Yannis Ritsos ci conduce in una notte che dura molto,
in una stazione imprecisata, dove gli uomini attraversano i binari
e una donna con uno scialle giallo sulle spalle osserva e aspetta.

Estratto da La Porta di Yannis Ritsos

Molto durava la notte. Nessuno aveva notato
l’esistenza o la costruzione di una porta.
Fuori, sui muri, era il rosso; dentro, nelle case, il nero.

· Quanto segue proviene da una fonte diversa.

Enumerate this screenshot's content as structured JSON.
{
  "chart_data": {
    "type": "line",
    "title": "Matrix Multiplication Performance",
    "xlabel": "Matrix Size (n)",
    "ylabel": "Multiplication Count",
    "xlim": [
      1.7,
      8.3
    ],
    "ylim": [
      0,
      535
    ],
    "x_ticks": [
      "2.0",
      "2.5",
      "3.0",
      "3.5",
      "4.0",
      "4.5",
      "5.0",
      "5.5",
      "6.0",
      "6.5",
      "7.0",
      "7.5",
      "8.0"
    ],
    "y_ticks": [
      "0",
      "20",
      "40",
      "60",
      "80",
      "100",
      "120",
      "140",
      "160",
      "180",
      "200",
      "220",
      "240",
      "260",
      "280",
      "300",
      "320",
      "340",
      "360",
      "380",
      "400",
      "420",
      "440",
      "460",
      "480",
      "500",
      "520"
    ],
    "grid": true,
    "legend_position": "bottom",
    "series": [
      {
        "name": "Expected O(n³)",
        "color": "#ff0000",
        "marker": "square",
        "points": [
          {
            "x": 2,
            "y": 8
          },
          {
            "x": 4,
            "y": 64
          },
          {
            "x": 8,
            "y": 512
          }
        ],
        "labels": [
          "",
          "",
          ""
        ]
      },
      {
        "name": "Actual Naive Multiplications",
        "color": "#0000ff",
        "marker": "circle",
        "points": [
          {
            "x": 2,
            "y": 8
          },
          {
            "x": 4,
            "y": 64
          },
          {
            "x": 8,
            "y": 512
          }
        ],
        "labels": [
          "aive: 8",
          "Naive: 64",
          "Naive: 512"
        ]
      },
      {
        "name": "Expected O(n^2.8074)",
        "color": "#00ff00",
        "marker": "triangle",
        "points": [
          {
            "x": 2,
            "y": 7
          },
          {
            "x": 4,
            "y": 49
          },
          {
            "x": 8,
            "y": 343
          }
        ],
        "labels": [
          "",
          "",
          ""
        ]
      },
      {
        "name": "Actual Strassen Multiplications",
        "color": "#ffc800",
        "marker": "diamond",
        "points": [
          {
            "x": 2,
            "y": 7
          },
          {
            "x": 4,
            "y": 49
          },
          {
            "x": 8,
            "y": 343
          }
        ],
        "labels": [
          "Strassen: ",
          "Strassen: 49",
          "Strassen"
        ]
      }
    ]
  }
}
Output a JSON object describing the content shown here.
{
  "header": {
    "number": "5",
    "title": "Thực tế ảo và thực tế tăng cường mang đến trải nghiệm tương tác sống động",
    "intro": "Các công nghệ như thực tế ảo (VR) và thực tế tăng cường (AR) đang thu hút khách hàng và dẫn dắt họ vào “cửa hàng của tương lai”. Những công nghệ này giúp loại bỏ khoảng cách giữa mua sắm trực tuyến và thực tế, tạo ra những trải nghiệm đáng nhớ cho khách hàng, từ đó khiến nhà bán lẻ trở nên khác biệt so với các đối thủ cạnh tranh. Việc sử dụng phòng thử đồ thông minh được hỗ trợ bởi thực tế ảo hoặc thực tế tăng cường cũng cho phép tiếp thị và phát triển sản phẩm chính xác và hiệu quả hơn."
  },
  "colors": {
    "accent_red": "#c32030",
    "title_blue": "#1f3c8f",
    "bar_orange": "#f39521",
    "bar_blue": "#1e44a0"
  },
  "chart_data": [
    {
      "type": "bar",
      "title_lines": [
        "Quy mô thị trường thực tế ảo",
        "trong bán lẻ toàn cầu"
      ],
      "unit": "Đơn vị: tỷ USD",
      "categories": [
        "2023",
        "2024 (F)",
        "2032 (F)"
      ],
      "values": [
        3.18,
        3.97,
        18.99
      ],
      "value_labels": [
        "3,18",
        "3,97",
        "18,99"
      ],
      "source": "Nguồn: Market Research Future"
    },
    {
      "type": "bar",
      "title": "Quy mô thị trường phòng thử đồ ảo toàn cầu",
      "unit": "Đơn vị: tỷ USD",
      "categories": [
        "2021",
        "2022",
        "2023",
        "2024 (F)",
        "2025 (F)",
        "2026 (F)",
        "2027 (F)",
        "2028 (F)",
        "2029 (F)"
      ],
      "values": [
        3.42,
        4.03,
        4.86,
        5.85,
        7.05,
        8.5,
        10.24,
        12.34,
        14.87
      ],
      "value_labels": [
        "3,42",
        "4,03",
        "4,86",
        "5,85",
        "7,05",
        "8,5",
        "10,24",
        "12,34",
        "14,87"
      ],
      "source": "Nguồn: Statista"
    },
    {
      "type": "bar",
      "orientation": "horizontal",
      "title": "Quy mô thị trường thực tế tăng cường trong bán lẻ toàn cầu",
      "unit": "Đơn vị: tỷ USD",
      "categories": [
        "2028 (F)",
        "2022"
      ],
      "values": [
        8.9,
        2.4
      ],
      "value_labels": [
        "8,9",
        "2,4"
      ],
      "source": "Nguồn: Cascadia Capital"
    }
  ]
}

Quante indistinguibili sfumature in mezzo ai colori
principali.
E le sfumature colori – disse-. Devi dare la stessa
importanza
perché addolorati o arrabbiati gli uomini attraversano
i binari,
escono nei campi con le erbe selvatiche: il deviatore
guarda dallo stanzetto
i suoi due fanali spenti per terra sul cemento: molti
viaggi ha contato:
ne ha perso il conto: la sua barba è cresciuta: gli copre
le orecchie: non sente nulla:
barili, vetri, cappelli, frettolosi mazzi di fiori, grandi
corone,
il fischio tra i pali di ferro, casse piene di bottiglie,
vagoni pieni di sardine in salamoia, frigoriferi,
poltrone – la piccola passeggera
con uno scialle giallo sulle spalle osserva la distanza
la velocità la separazione l’incontro –
imprecisata fine sotto un ombrello o sotto la pensilina
e due gocce di pioggia sul suo orologio da polso:
– perché hai tardato –
disse: – aspettavo, aspettavo,
tutto ritarda, tutti ritardano, tutto arriva tardi: – ti
tengo la valigia,
non cercar nella tua borsetta: cosa stai misurando,
calcolando, preventivando,
nessuno ha mai contato giusto; il lampione illumina
due pozze di fango,
fin lì: non oltre: le farmacie chiudono: avevo un
soprabito verde
molto largo: in tasca tubetti di chinino, aspirine, una
pipa,
un fazzoletto giallo di nicotina, la vecchia agendina
con gli indirizzi degli uomini uccisi -.